Police Say Tips Have Reached 10K Mark, Suspect Still Not Identified

The number of tips have topped 10,000 in the case of four University of Idaho students who were stabbed and killed last month, according to police, but investigators still have not identified a suspect more than six weeks after the crime.

“Investigators continue to have the same level of resources, including a dedicated team reviewing digital content,” the Moscow Police Department said in a press release on Dec. 19. “Digital submissions of tips and leads are not made public by investigators as part of the ongoing commitment to keep information safe because it can be a powerful tool in the investigation process.”

The milestone of tips in the case comes as a lawyer representing the family of Kaylee Goncalves, one of the four slain students, questioned if local police are equipped to solve a quadruple homicide.

Shanon Gray told TODAY in an interview that aired on Dec. 19 that the Goncalves family is far from satisfied — and extremely frustrated — with authorities’ lack of answers regarding the Nov. 13 stabbings.

Victims Kaylee Goncalves, Madison Mogen, Ethan Chapin and Xana Kernodle.TODAY

“We want to let them know that we were holding them accountable for their decisions,” Gray told TODAY. “And if they are in over their heads, then acknowledge that and turn the investigation over to someone who is more versed in handling these types of matters.”

More than six weeks have passed since Goncalves, Madison Mogen, Xana Kernodle and Ethan Chapin were found dead in a residence near the university’s Moscow, Idaho, campus.

Authorities believe the four victims were killed in the early morning hours while they were sleeping. All four victims had multiple stab wounds, and some had defensive wounds. Police have yet to name a suspect or locate a weapon in the case.

“I’m not sure they’re capable of handling a quadruple murder,” Gray said.

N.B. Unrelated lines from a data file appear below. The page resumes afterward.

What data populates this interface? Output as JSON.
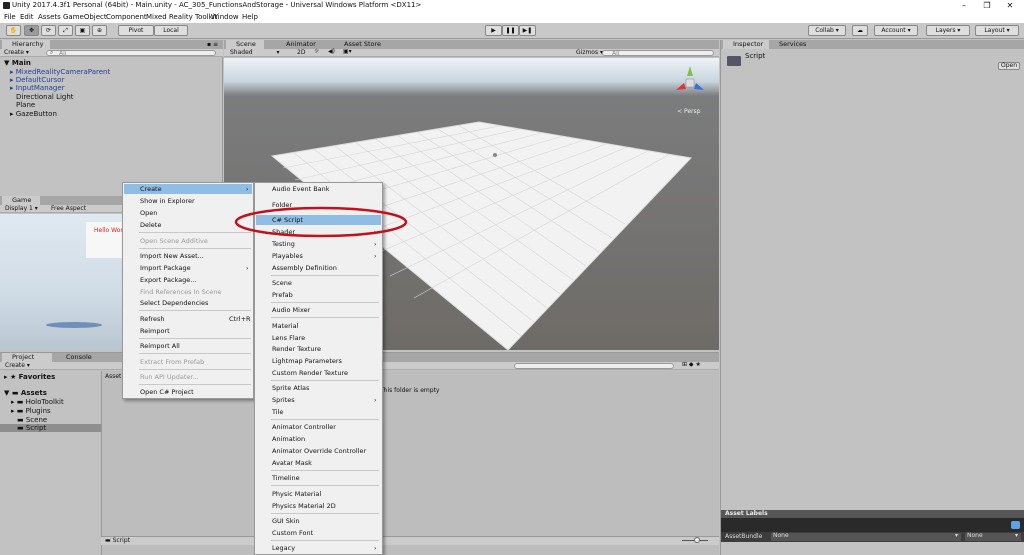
{
  "window": {
    "title": "Unity 2017.4.3f1 Personal (64bit) - Main.unity - AC_305_FunctionsAndStorage - Universal Windows Platform <DX11>",
    "menu": [
      "File",
      "Edit",
      "Assets",
      "GameObject",
      "Component",
      "Mixed Reality Toolkit",
      "Window",
      "Help"
    ]
  },
  "toolbar": {
    "pivot": "Pivot",
    "local": "Local",
    "collab": "Collab",
    "account": "Account",
    "layers": "Layers",
    "layout": "Layout"
  },
  "hierarchy": {
    "tab": "Hierarchy",
    "create": "Create",
    "search_placeholder": "All",
    "scene": "Main",
    "items": [
      "MixedRealityCameraParent",
      "DefaultCursor",
      "InputManager",
      "Directional Light",
      "Plane",
      "GazeButton"
    ]
  },
  "scene_view": {
    "tabs": [
      "Scene",
      "Animator",
      "Asset Store"
    ],
    "shading": "Shaded",
    "mode_2d": "2D",
    "gizmos": "Gizmos",
    "search_placeholder": "All",
    "persp": "Persp"
  },
  "game_view": {
    "tab": "Game",
    "display": "Display 1",
    "aspect": "Free Aspect",
    "hello_text": "Hello Wor"
  },
  "project": {
    "tabs": [
      "Project",
      "Console"
    ],
    "create": "Create",
    "favorites": "Favorites",
    "assets": "Assets",
    "folders": [
      "HoloToolkit",
      "Plugins",
      "Scene",
      "Script"
    ],
    "breadcrumb": "Asset",
    "empty_text": "This folder is empty",
    "footer_path": "Script"
  },
  "inspector": {
    "tabs": [
      "Inspector",
      "Services"
    ],
    "object": "Script",
    "open": "Open",
    "asset_labels": "Asset Labels",
    "asset_bundle": "AssetBundle",
    "bundle_values": [
      "None",
      "None"
    ]
  },
  "context_menu": {
    "items": [
      {
        "label": "Create",
        "submenu": true,
        "highlight": true
      },
      {
        "label": "Show in Explorer"
      },
      {
        "label": "Open"
      },
      {
        "label": "Delete"
      },
      {
        "label": "Open Scene Additive",
        "disabled": true
      },
      {
        "label": "Import New Asset..."
      },
      {
        "label": "Import Package",
        "submenu": true
      },
      {
        "label": "Export Package..."
      },
      {
        "label": "Find References In Scene",
        "disabled": true
      },
      {
        "label": "Select Dependencies"
      },
      {
        "label": "Refresh",
        "shortcut": "Ctrl+R"
      },
      {
        "label": "Reimport"
      },
      {
        "label": "Reimport All"
      },
      {
        "label": "Extract From Prefab",
        "disabled": true
      },
      {
        "label": "Run API Updater...",
        "disabled": true
      },
      {
        "label": "Open C# Project"
      }
    ]
  },
  "create_submenu": {
    "items": [
      {
        "label": "Audio Event Bank"
      },
      {
        "label": "Folder"
      },
      {
        "label": "C# Script",
        "highlight": true
      },
      {
        "label": "Shader",
        "submenu": true
      },
      {
        "label": "Testing",
        "submenu": true
      },
      {
        "label": "Playables",
        "submenu": true
      },
      {
        "label": "Assembly Definition"
      },
      {
        "label": "Scene"
      },
      {
        "label": "Prefab"
      },
      {
        "label": "Audio Mixer"
      },
      {
        "label": "Material"
      },
      {
        "label": "Lens Flare"
      },
      {
        "label": "Render Texture"
      },
      {
        "label": "Lightmap Parameters"
      },
      {
        "label": "Custom Render Texture"
      },
      {
        "label": "Sprite Atlas"
      },
      {
        "label": "Sprites",
        "submenu": true
      },
      {
        "label": "Tile"
      },
      {
        "label": "Animator Controller"
      },
      {
        "label": "Animation"
      },
      {
        "label": "Animator Override Controller"
      },
      {
        "label": "Avatar Mask"
      },
      {
        "label": "Timeline"
      },
      {
        "label": "Physic Material"
      },
      {
        "label": "Physics Material 2D"
      },
      {
        "label": "GUI Skin"
      },
      {
        "label": "Custom Font"
      },
      {
        "label": "Legacy",
        "submenu": true
      }
    ]
  },
  "colors": {
    "highlight": "#8fbde4",
    "annotation": "#c0121c",
    "hierarchy_prefab": "#1f3f9a",
    "hello_red": "#e02020"
  }
}
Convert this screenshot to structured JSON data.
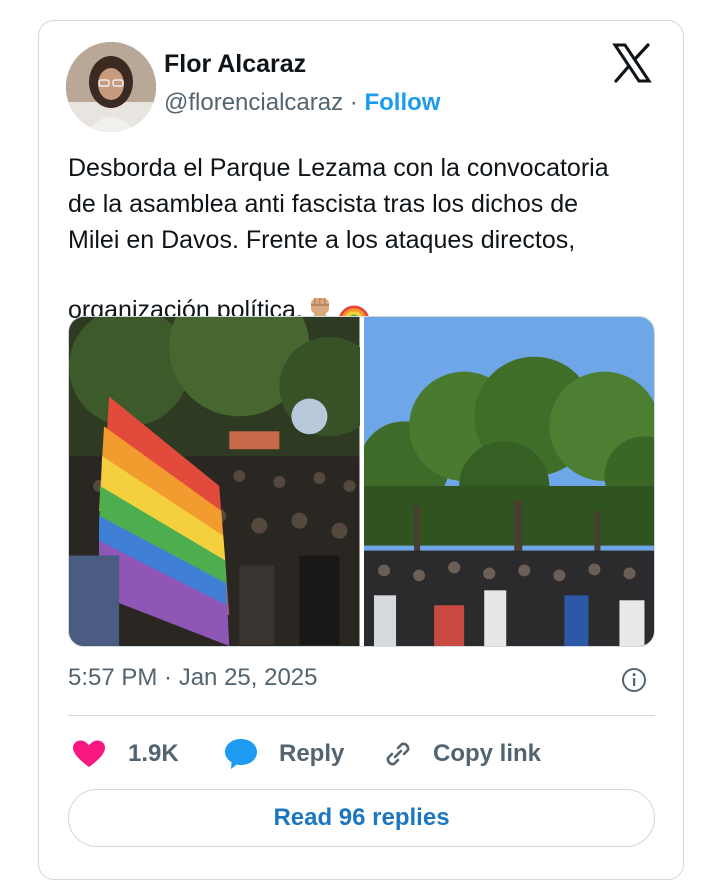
{
  "author": {
    "name": "Flor Alcaraz",
    "handle": "@florencialcaraz",
    "separator": "·",
    "follow_label": "Follow"
  },
  "platform_icon": "x-logo-icon",
  "tweet": {
    "text": "Desborda el Parque Lezama con la convocatoria\nde la asamblea anti fascista tras los dichos de\nMilei en Davos. Frente a los ataques directos,\norganización política.",
    "emojis": [
      "raised-fist-icon",
      "rainbow-icon"
    ]
  },
  "media": {
    "photos": [
      "crowd-with-rainbow-flag-photo",
      "crowd-under-trees-photo"
    ]
  },
  "timestamp": "5:57 PM · Jan 25, 2025",
  "actions": {
    "like_count": "1.9K",
    "reply_label": "Reply",
    "copy_link_label": "Copy link"
  },
  "read_replies_label": "Read 96 replies",
  "colors": {
    "accent": "#1d9bf0",
    "like": "#f91880",
    "reply_bubble": "#1d9bf0",
    "text_secondary": "#536471",
    "border": "#cfd9de"
  }
}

Gray added the Goncalves family supports the work law enforcement is doing to solve the crime, but that police have done a “poor job” of communicating information to the family.

A spokesperson for the Moscow Police Department said in a statement they are “dedicated to supporting and communicating with the families of the victims.

The Goncalves family met with authorities last week, and Kaylee’s mother, Kristi Goncalves, told TODAY at the time that despite bringing five pages of questions in, they “came out with not much.”

Kaylee Goncalves
Kaylee GoncalvesTODAY

Kristi Goncalves described the state of the investigation as feeling like she’s been “left in the dark.”

“It’s sleepless nights. It’s feeling sick to your stomach,” she said. “It’s so many emotions that I’ve never, ever endured in my life, ever.”

She added that she fears the case could go unsolved. “I mean, in all honesty, that is a possibility. There’s a lot of unsolved murders,” she said.

Ahead of the holidays, Moscow Police Chief James Fry said investigators won’t stop looking for clues. “We will continue to keep up this pace,” he said.

Detectives are continuing to search for a 2011-2013 white Hyundai Elantra, which police have said they believe was in the “immediate area” of the students’ residence during the early morning hours of Nov. 13.

Police said on Dec. 19 progress “continues to be made” in finding information about the Elantra, and that they still believe the person or people inside of the vehicle may have “critical information to share regarding this case.”

University of Idaho student Korinne Mordhurst lived across the street from the victims and told TODAY about the day everything changed on campus.

“Once that happened it kind of became a ghost town,” Mordhurst said. “Everybody’s also really frustrated and mad that there’s no leads. We don’t know of any suspects and everybody’s just wanting it to be solved.”

Gray urged the public to continue submitting tips and sharing information with authorities.

“Keep at it, you know, the community, I believe, will be the ones that solve this case,” he said.